Again, it brings me back to 2002-2006 when iPod detractors liked to always insist that cellphones would eat its lunch. Well, now Apple has a cellphone and it might start eating GPS receivers' and mobile gameplayers' lunches before these other companies/markets can adequately adapt to what Apple has brought to the cellphone market. (Again, I'm thinking over the next many years, several upgrade cycles.)
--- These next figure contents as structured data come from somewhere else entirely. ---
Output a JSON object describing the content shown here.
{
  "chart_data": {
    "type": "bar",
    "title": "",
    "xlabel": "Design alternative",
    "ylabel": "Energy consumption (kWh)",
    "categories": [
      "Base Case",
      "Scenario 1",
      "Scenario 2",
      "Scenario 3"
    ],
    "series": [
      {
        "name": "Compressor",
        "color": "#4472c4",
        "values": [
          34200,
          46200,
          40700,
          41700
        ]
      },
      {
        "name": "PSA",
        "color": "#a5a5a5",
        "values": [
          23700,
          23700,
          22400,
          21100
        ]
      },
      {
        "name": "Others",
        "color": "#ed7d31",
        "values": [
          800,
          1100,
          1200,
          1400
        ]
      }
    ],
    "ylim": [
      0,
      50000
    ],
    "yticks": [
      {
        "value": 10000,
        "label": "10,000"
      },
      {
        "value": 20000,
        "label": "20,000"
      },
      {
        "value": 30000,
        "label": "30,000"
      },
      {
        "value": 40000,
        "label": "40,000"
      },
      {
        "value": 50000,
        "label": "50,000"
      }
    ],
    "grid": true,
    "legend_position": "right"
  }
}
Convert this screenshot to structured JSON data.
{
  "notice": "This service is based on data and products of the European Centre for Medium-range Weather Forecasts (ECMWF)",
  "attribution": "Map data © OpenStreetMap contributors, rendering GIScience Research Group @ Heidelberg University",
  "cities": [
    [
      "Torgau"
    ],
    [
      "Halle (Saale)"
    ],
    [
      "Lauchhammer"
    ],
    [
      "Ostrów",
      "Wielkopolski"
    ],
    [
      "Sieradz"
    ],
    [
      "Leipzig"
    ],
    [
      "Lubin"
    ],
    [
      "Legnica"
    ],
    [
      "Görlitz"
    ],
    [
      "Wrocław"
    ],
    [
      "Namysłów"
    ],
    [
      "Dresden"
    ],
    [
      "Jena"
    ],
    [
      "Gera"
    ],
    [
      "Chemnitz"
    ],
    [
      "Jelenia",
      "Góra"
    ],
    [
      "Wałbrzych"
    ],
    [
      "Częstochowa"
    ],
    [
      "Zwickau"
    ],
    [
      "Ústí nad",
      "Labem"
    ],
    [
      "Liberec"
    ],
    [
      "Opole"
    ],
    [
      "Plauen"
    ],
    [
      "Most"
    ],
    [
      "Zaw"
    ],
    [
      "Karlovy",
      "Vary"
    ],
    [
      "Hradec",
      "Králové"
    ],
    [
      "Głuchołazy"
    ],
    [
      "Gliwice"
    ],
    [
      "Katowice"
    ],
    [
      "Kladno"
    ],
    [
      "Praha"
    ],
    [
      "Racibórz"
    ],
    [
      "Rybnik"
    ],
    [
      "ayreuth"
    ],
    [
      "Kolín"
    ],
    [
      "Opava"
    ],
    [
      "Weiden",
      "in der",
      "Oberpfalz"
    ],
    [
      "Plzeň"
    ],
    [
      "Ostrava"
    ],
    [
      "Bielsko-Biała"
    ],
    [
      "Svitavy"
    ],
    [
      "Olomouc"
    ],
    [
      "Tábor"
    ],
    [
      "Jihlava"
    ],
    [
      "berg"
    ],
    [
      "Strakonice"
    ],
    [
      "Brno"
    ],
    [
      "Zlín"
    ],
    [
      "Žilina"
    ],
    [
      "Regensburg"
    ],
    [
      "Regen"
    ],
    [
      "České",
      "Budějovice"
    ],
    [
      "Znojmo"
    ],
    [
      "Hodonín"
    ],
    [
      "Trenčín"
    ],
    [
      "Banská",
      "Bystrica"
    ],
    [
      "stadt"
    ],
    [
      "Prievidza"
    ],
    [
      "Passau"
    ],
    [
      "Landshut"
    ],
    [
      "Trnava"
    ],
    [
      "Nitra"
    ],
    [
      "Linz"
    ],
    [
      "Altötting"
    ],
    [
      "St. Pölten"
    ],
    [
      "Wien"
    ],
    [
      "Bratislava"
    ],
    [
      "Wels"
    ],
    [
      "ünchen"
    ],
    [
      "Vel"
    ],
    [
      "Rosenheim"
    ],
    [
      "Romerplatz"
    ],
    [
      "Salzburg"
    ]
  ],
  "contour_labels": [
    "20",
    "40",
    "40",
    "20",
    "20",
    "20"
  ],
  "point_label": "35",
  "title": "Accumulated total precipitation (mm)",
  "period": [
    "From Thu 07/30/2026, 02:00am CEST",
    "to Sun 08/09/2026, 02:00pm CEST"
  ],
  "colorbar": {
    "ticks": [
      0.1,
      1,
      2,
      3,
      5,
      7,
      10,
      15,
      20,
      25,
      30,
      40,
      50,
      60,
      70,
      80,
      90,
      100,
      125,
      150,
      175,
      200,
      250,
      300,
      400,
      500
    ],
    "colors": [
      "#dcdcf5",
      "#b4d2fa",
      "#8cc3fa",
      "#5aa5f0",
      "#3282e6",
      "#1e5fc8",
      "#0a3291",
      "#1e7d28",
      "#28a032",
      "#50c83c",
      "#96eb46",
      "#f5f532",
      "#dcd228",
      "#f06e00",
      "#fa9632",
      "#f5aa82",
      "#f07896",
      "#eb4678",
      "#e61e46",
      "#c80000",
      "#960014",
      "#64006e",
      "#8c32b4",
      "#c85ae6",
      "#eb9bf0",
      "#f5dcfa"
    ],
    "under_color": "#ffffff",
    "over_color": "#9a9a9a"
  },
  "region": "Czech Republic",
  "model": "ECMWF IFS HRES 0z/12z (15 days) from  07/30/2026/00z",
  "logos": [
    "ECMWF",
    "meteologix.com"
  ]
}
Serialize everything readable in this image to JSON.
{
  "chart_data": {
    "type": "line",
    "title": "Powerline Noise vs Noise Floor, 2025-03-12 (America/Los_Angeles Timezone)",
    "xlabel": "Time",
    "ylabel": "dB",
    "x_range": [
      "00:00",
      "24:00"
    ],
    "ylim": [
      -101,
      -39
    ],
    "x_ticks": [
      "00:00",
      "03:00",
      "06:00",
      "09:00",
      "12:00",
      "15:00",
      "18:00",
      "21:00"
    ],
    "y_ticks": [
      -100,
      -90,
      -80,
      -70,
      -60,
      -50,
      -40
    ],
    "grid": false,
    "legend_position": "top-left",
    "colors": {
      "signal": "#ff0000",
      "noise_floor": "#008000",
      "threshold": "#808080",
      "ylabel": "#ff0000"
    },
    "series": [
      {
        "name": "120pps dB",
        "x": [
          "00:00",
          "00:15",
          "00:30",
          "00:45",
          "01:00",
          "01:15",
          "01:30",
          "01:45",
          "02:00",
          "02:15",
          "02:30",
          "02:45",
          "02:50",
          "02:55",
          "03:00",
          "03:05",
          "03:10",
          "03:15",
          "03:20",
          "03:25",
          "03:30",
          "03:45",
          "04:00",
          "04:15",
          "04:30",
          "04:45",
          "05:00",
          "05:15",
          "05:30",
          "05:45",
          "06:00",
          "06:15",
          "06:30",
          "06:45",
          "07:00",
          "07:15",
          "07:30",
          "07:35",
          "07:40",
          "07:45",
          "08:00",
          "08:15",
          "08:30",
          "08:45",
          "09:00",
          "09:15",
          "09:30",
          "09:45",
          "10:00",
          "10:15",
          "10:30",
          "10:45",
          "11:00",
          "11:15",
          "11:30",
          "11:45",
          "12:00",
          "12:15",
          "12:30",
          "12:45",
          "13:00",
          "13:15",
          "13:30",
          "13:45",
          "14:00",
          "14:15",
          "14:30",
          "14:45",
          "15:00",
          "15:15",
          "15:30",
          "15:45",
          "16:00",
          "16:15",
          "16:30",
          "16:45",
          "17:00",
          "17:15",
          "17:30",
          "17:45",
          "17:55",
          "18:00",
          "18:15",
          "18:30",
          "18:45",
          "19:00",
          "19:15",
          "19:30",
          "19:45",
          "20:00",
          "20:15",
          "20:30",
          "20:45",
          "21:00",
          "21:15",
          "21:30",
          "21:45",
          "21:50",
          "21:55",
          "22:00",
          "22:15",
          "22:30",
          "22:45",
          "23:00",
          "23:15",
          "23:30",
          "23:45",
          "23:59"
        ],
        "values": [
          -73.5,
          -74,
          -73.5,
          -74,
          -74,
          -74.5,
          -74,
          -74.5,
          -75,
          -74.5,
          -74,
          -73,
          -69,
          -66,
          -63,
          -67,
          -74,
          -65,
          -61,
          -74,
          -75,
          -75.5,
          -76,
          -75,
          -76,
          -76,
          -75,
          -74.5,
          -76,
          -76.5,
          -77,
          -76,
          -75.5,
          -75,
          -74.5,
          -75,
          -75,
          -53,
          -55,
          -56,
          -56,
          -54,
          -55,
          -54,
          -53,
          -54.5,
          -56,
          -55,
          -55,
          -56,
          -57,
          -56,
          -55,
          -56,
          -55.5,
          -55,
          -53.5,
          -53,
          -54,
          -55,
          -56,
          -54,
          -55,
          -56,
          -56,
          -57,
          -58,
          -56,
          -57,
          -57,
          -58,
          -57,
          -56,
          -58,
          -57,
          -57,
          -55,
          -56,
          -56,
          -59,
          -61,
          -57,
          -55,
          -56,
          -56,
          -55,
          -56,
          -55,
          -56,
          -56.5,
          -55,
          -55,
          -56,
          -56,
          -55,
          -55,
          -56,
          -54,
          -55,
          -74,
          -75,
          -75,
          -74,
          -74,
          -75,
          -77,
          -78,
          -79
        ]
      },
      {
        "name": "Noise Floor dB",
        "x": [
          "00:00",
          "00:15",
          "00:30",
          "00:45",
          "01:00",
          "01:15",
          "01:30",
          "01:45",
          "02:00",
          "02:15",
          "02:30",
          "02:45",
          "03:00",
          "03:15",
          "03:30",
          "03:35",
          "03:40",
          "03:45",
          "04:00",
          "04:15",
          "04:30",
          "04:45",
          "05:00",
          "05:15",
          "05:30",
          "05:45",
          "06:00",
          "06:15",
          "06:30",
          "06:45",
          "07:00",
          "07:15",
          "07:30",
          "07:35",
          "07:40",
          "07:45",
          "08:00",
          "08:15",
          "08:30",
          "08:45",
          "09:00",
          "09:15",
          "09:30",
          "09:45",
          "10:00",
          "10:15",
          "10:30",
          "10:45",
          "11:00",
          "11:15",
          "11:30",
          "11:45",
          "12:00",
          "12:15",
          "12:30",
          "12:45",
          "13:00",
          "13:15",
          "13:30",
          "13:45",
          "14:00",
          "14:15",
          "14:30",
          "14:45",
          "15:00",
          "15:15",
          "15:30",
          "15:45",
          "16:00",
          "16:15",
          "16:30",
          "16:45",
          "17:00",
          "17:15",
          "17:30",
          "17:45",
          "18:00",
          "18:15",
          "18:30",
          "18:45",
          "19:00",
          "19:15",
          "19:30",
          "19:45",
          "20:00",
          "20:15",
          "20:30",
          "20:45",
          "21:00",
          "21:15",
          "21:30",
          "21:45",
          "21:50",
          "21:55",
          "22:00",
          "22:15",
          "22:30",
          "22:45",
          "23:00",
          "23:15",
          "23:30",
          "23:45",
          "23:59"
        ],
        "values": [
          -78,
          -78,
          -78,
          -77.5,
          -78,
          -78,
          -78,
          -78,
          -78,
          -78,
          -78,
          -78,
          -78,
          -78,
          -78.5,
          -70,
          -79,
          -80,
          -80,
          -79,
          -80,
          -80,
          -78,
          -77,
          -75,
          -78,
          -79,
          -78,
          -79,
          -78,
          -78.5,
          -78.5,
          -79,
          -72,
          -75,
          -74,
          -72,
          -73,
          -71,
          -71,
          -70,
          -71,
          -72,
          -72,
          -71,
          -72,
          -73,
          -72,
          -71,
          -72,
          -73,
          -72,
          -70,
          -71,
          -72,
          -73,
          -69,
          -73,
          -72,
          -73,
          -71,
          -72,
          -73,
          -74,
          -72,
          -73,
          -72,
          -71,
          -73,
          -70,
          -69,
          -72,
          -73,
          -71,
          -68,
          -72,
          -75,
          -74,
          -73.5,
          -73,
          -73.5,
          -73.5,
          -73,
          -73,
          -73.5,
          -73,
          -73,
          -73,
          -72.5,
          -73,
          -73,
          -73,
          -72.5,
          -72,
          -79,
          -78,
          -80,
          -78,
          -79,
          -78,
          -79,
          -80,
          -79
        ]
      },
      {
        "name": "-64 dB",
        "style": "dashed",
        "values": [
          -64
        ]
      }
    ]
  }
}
Either way it will be interesting. Lots of people are excited. But patience, questioning, and challenging the hype are needed... by the buttload.
Tim Faulkner
Channing
Posted 6:36 PM 6/6/08
Fair enough. I'll trade my DS for an iPhone, any takers?
Channing
CaesarFuries
Posted 7:42 AM 6/6/08
iphones gaming suck! I play bad dudes using an nes emulation for the iphones, the touch screen work like crap. The only thing the touch screen good for is squatting the ants crawling around during screen saver mode. I can't even press a direction without touching the other direction first while playing the games. I don't know why they are comparing it to the ds and psp.
CaesarFuries
Zc456
Posted 5:45 AM 6/6/08
@pdditty: There's also the iPod Touch that many fail to realize which doesn't come with monthly fees. Its the same as the iPhone, but without the phone. Thus saving loads of money.
Zc456
rcast1986
Posted 2:43 AM 7/6/08
@fsusmith: That just shows what Forbes knows about *anything* -- their lists and things of those nature are almost always as ridiculous as this. It's like asking a fashion designer to do a report about professional basketball.
rcast1986
DenleyAegialeia
Posted 1:27 AM 7/6/08
I think the author of the article on gizmodo does underestimate the power of the iPhone and the relatively weak power of the DS. It's really not comparable specification-wise and the fact that the iPhone can EASILY run 3D applications says a whole lot about where in practice the iPhone could go. I think it's not a crazy thought at all that it might compete with the DS at some point, but considering the huge amount of games the DS already has and the fact that it's pretty much a rock-solid established player in console-land now, I don't see the iPhone as a huge immediate threat so much.